When a terabyte isn't enough
- TAGS:DVD, hard disk, hard drive, movie, MPEG 4, multimedia, Western Digital
- IT TOPICS:Servers, Storage
One and 2 terabyte drives are rapidly becoming the hardware du jour for home use. That seems like plenty. But it may not be nearly enough.
It's hard to get the mind around just how big a trillion bytes of storage space is. A terabyte is one trillion bytes - as in a "one" with twelve zeros after it. As in 1,000 gigabytes (one thousand billion bytes).
A one-page Microsoft Word document takes up about 32 kilobytes (32,000 bytes) of disk space - a microscopic dust spec on the storage platter.
The Library of Congress contains 82.6 terabytes of data.

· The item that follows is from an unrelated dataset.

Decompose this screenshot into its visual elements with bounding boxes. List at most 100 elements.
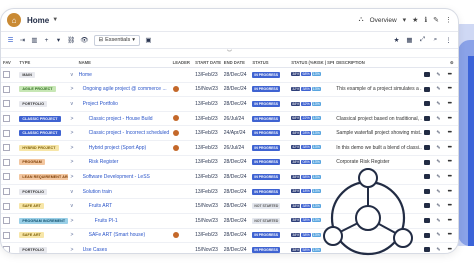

Consumers can store, in their homes on a consumer-grade 1 terabyte hard disk drive, one percent of all of the data stored in the Library of Congress. But consumers don't want the Library of Congress, and they don't want millions of Word documents. They want to store multimedia files, and that ups the ante by an order of magnitude. Or two. Or three.
One terabyte is enough space to hold 17,000 hours of compressed MP3 music, or 1,700 hours of CD-quality music. Not bad.
It's enough space to hold 1,000 hours of MPEG 4 encoded video, or about 500 feature length movies. But not in HD. So, is a terabyte disk large enough to displace the contents of that entire wall of DVDs?
Now that I think about it, a petabyte drive might be nice.